About Adele
I don’t help businesses work harder.
I help them stop depending on the founder.
For over twenty years I worked inside complex organizations where performance could not rely on individual effort alone.
The environments were different, but the constraint was always the same:
When responsibility is unclear, progress slows and people compensate with effort.
Teams communicate more.
Leaders stay involved longer.
Processes multiply.
The system becomes heavier even when it is functioning.
I spent most of my career identifying where execution depended on the wrong person and redesigning the structure so work could continue without constant intervention.

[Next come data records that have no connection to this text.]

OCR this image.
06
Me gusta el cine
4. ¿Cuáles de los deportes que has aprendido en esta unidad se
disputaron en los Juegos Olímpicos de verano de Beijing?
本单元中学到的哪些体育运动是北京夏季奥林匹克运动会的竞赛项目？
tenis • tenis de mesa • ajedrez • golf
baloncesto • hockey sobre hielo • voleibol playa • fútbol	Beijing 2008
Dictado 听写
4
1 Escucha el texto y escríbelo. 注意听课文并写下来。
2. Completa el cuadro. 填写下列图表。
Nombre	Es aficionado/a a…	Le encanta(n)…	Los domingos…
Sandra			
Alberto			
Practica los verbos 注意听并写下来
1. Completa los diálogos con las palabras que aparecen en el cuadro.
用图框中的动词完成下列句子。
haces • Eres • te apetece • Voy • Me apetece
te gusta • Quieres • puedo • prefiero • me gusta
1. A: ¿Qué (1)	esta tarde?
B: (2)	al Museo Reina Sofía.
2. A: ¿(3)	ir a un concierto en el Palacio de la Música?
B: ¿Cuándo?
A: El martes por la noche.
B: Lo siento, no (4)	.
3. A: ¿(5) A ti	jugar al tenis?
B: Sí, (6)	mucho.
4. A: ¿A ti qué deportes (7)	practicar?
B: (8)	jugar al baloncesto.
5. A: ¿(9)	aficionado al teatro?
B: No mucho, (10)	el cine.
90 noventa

Eventually I noticed the same pattern in growing founder-led businesses.
Not lack of skill.
Not lack of commitment.
A structure that never evolved as complexity increased.
The founder quietly becomes the operating system.
Everything still works, but it requires attention to keep working.
What I repeatedly observed
Across organizations and industries, operational strain rarely came from people or motivation.
It came from decisions living in the wrong place.
When decisions concentrate:
Work waits
People check
Leaders monitor
Effort increases
When decisions are correctly placed:
Work continues
Questions decrease
Supervision becomes optional
Capacity returns
The difference is structural, not behavioral.
Why I now work with founders
In large organizations, structure eventually gets redesigned because it has to.
In founder-led businesses, the strain is absorbed instead.
The business succeeds externally while becoming heavier internally.
I work with founders who want growth without accumulating that weight.
Not by adding systems or productivity practices, but by restoring clarity to how the business actually runs.
How I approach the work
I observe how decisions move, locate the few points where progress depends on you, and redesign those points so execution holds without supervision.
The result is usually quieter than expected.
Fewer interruptions
More predictable days
Confidence stepping away
Not because the business shrinks, but because it no longer relies on constant attention.